There’s a strange thing that happens when everything starts falling apart, people start laughing. Not everyone, not all the time, but enough that it becomes its own quiet rebellion. Humor slips through the cracks like sunlight through boarded windows. And that’s not denial. That’s survival.
In the bleakest moments of human history, jokes have always been the last line of defense. When the bombs fell, people made jokes about bad aim. When the world shut down, we shared memes about food and toilet paper. When grief felt too big to name, someone cracked a joke and the room exhaled. That laugh, that absurd release, wasn’t about making light of the pain. It was about making space inside it.
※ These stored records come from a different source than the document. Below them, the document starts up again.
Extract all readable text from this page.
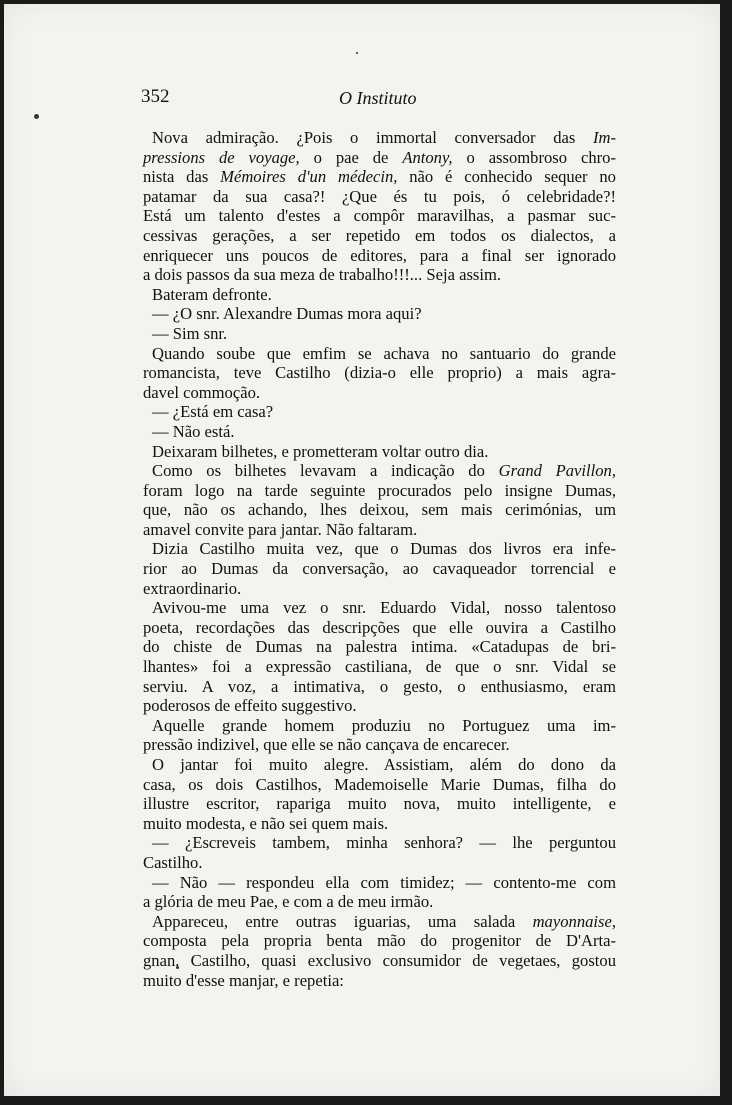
352	O Instituto

Nova admiração. ¿Pois o immortal conversador das Im-

pressions de voyage, o pae de Antony, o assombroso chro-

nista das Mémoires d'un médecin, não é conhecido sequer no

patamar da sua casa?! ¿Que és tu pois, ó celebridade?!

Está um talento d'estes a compôr maravilhas, a pasmar suc-

cessivas gerações, a ser repetido em todos os dialectos, a

enriquecer uns poucos de editores, para a final ser ignorado

a dois passos da sua meza de trabalho!!!... Seja assim.

Bateram defronte.

— ¿O snr. Alexandre Dumas mora aqui?

— Sim snr.

Quando soube que emfim se achava no santuario do grande

romancista, teve Castilho (dizia-o elle proprio) a mais agra-

davel commoção.

— ¿Está em casa?

— Não está.

Deixaram bilhetes, e prometteram voltar outro dia.

Como os bilhetes levavam a indicação do Grand Pavillon,

foram logo na tarde seguinte procurados pelo insigne Dumas,

que, não os achando, lhes deixou, sem mais cerimónias, um

amavel convite para jantar. Não faltaram.

Dizia Castilho muita vez, que o Dumas dos livros era infe-

rior ao Dumas da conversação, ao cavaqueador torrencial e

extraordinario.

Avivou-me uma vez o snr. Eduardo Vidal, nosso talentoso

poeta, recordações das descripções que elle ouvira a Castilho

do chiste de Dumas na palestra intima. «Catadupas de bri-

lhantes» foi a expressão castiliana, de que o snr. Vidal se

serviu. A voz, a intimativa, o gesto, o enthusiasmo, eram

poderosos de effeito suggestivo.

Aquelle grande homem produziu no Portuguez uma im-

pressão indizivel, que elle se não cançava de encarecer.

O jantar foi muito alegre. Assistiam, além do dono da

casa, os dois Castilhos, Mademoiselle Marie Dumas, filha do

illustre escritor, rapariga muito nova, muito intelligente, e

muito modesta, e não sei quem mais.

— ¿Escreveis tambem, minha senhora? — lhe perguntou

Castilho.

— Não — respondeu ella com timidez; — contento-me com

a glória de meu Pae, e com a de meu irmão.

Appareceu, entre outras iguarias, uma salada mayonnaise,

composta pela propria benta mão do progenitor de D'Arta-

gnan. Castilho, quasi exclusivo consumidor de vegetaes, gostou

muito d'esse manjar, e repetia:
When the World Feels Unreal, Humor Is the Only Real Thing Left:
When life becomes a constant stream of sirens, statistics, and fear, what can possibly make sense? Nothing, and that’s the point. Humor thrives in that absurdity. It’s how we admit, without admitting, that we’ve lost control.
In Todling into Oblivion, David L. Wade doesn’t shy away from this chaos. His poetry often flirts with irony, gallows wit, and moments so surreal they border on comical. It’s not slapstick, it’s existential humor. The kind that sees the edge and still cracks a smile. Because if the world’s ending, what’s left to do but laugh at the absurdity of trying to make it neat?
The Trickster Spirit Never Dies:
Every culture has its trickster. They’re the ones who mock power, twist truth and survive through laughter. When things go dark, they remind us that playfulness isn’t weakness, its wisdom wearing a smile.
Wade channels that same energy. His poems dance on the edge of despair and humor, often in the same breath. He writes like someone who knows that if you stare too long into the void, the only sane response is to wink back. It’s saying, “You can’t take everything from me. Not my laughter.”
Laughter as Language of the Living:
Humor, especially in dark times, isn’t about distraction. It’s about proof of life. It says, “We’re still here. We still see the absurd beauty in it all.” In hospitals, during wars, in quarantine apartments and blackout cities, laughter has always been the sound of resilience. Soldiers joked in trenches. Nurses swapped dark humor between shifts. Families found joy in burnt dinners and bad Wi-Fi. Wade’s voice carries that same heartbeat. His words aren’t always comforting but they’re alive. They refuse to let sorrow have the final say.
The Thin Line Between Tears and Laughter:
Sometimes you don’t even know what you’re doing. The body shakes either way. The same emotion that makes you cry can make you laugh in another moment. That overlap is where humanity lives.
Poets, understand that overlap instinctively. They know how to hold two truths at once, that things are unbearable and somehow still funny. That contradiction is what makes art honest. In Wade’s darker pieces, humor doesn’t erase pain, it reframes it. It turns suffering into something you can look at instead of something that swallows you whole.
Why Laughter Still Matters:
The end of the world doesn’t have to mean the end of joy. Humor reminds us that we’re not just victims of circumstance, we’re participants in the strange theater of being alive. Even when everything feels uncertain or lost, laughter proves there’s still a spark of wonder left in us.
That spark is the same one that writes poems, paints arts, and rebuilds cities. It’s what refuses to give in. So yes, laugh at the end of the world. Laugh because it’s the end of the world. That laughter isn’t disrespect, it’s a survival instinct. It’s the soul’s refusal to go quietly. That’s what Wade captures in Todling into Oblivion, a world rolling on the edge, still smiling through the chaos. Because as long as we can laugh, we’re still writing the story.